Приковылял Лука с белой повязкой на голове. Он шатался, но подхватил Катуари и с помощью служанок уложил ее в постель. Одну из них он послал за врачом, другая с охами и причитаниями раздела и умыла ее.
Доктор долго возился с Катуари. Лука сидел рядом и молча ждал, поглядывая на постель с содроганием и яростью.

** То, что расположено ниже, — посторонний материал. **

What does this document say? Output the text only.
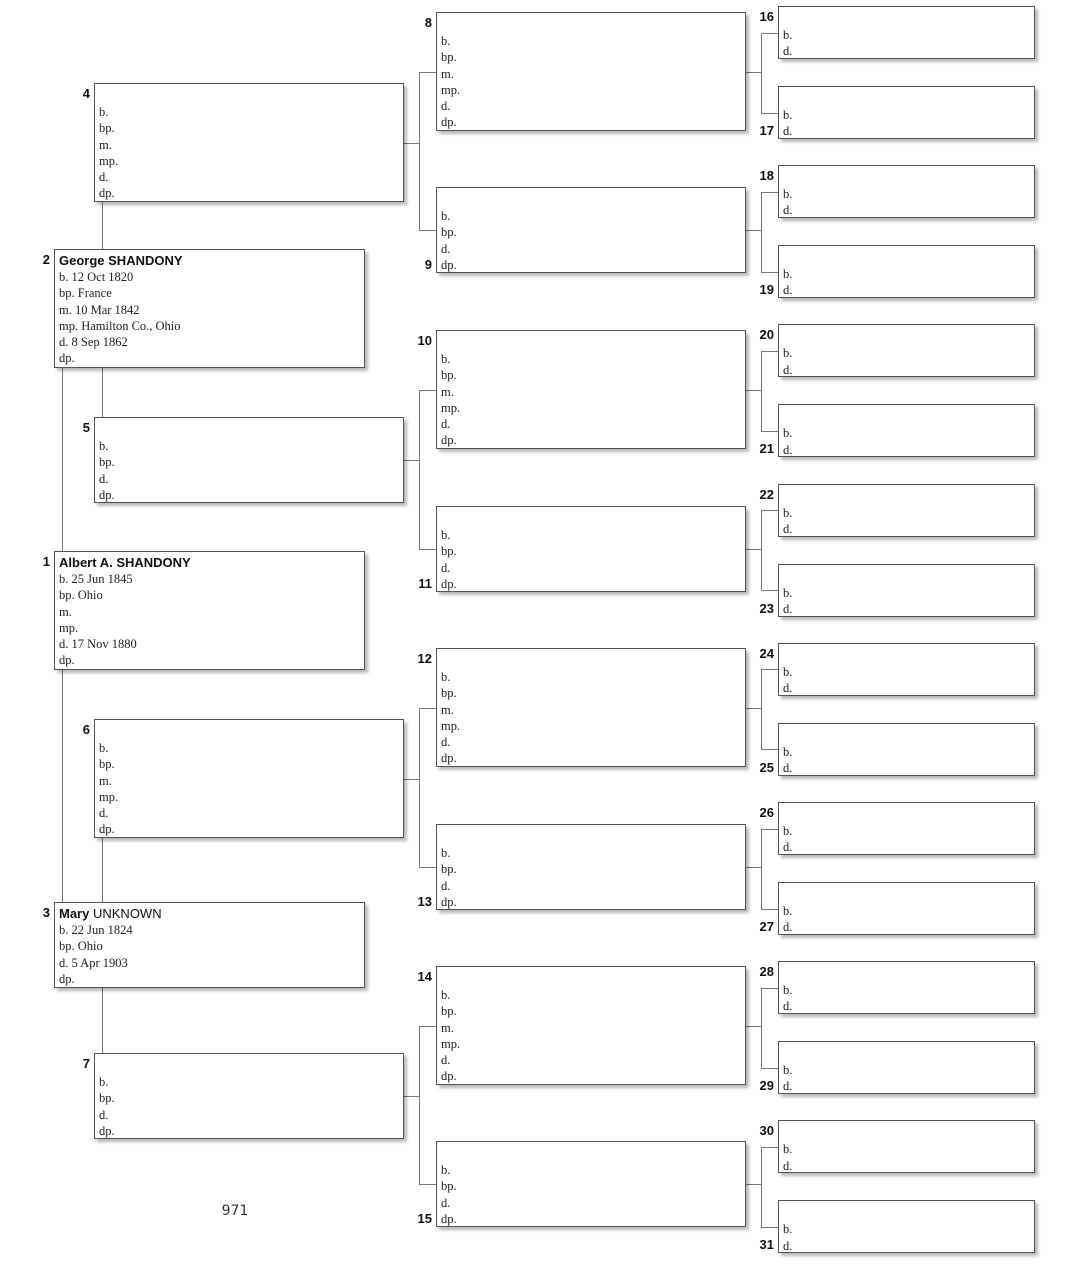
Albert A. SHANDONY
b. 25 Jun 1845
bp. Ohio
m.
mp.
d. 17 Nov 1880
dp.
1
George SHANDONY
b. 12 Oct 1820
bp. France
m. 10 Mar 1842
mp. Hamilton Co., Ohio
d. 8 Sep 1862
dp.
2
Mary UNKNOWN
b. 22 Jun 1824
bp. Ohio
d. 5 Apr 1903
dp.
3
b.
bp.
m.
mp.
d.
dp.
4
b.
bp.
d.
dp.
5
b.
bp.
m.
mp.
d.
dp.
6
b.
bp.
d.
dp.
7
b.
bp.
m.
mp.
d.
dp.
8
b.
bp.
d.
dp.
9
b.
bp.
m.
mp.
d.
dp.
10
b.
bp.
d.
dp.
11
b.
bp.
m.
mp.
d.
dp.
12
b.
bp.
d.
dp.
13
b.
bp.
m.
mp.
d.
dp.
14
b.
bp.
d.
dp.
15
b.
d.
16
b.
d.
17
b.
d.
18
b.
d.
19
b.
d.
20
b.
d.
21
b.
d.
22
b.
d.
23
b.
d.
24
b.
d.
25
b.
d.
26
b.
d.
27
b.
d.
28
b.
d.
29
b.
d.
30
b.
d.
31
971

Когда доктор закончил, Лука спросил упавшим голосом:
– Что скажете, доктор?
– Кровотечение остановлено, месье, но ребенок потерян. Я сожалею, месье.
– Она изнасилована, доктор?
– Нет никаких признаков этого, месье. Кто-то очень сильно ударил ее в живот, и она… словом, она потеряла ребенка. Но ее жизнь, мне кажется, вне опасности. Я пропишу курс лечения, и через недельку она встанет. Успокойтесь, ведь вы, я смотрю, тоже пострадали. Кто это вас так отделал?
Лука, превозмогая боль, поведал о происшествии, приключившемся с ними. Доктор сказал:
– Месье, вам следует самому полечиться. У вас повреждена голова, и волноваться, работать и прочее противопоказано. Занавесьте окна, лежите и ждите в полумраке. Никаких волнений и резких движений, месье! Завтра я к вам загляну.
Лука все думал, что же случилось, но беспокоить Катуари, расспрашивать ее не посмел. Да и у самого голова кружилась, болела страшно. Служанка постоянно прикладывала к его лбу компресс с холодной водой, но боль не утихала. Спать он не смог. Только под утро, когда служанка напоила его настоем трав, он заснул.
Глава 8
Прошло несколько дней, а Катуари ничего не говорила, молча взирала на мир, едва прикасалась к еде и лишь пила лечебные настои.